Claußen ist stolz darauf, dass sich Unternehmer in der Wirtschaftsförderung Wittmunds engagierten, nicht Politiker. Das sei "einzigartig" in Norddeutschland und zahle sich aus, sagt Claußen. Dabei profitiere Wittmund von der Vielzahl an Familienunternehmen: Neben 11 Industriebetrieben finden sich 780 landwirtschaftliche und 650 Klein- und mittelständische Unternehmen - und oft sitzen sie gleich Tür an Tür.

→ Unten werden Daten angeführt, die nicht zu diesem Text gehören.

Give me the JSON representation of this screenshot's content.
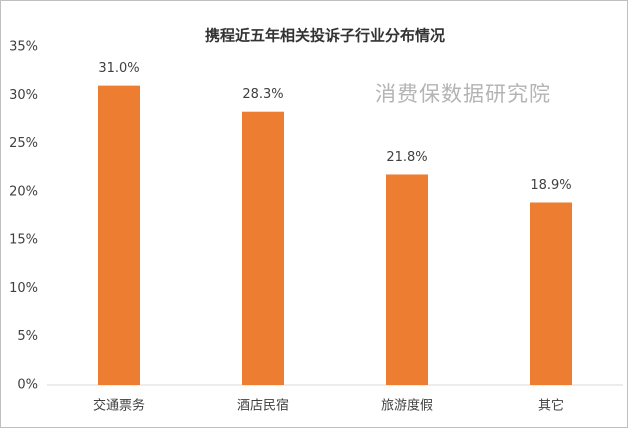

So wie im Ortsteil Funnix, in dem der Landmaschinenhändler Claassen seine Trecker verkauft. Nebenan kontrolliert Sven Poppinga, ob an seinem Fließband alles läuft. Im Eingangsbereich seiner Firma riecht es nach Käse. Ein Lkw-Fahrer kommt vorbei und fragt, in welcher Halle er anliefern solle. Poppinga weist ihm schnell den Weg.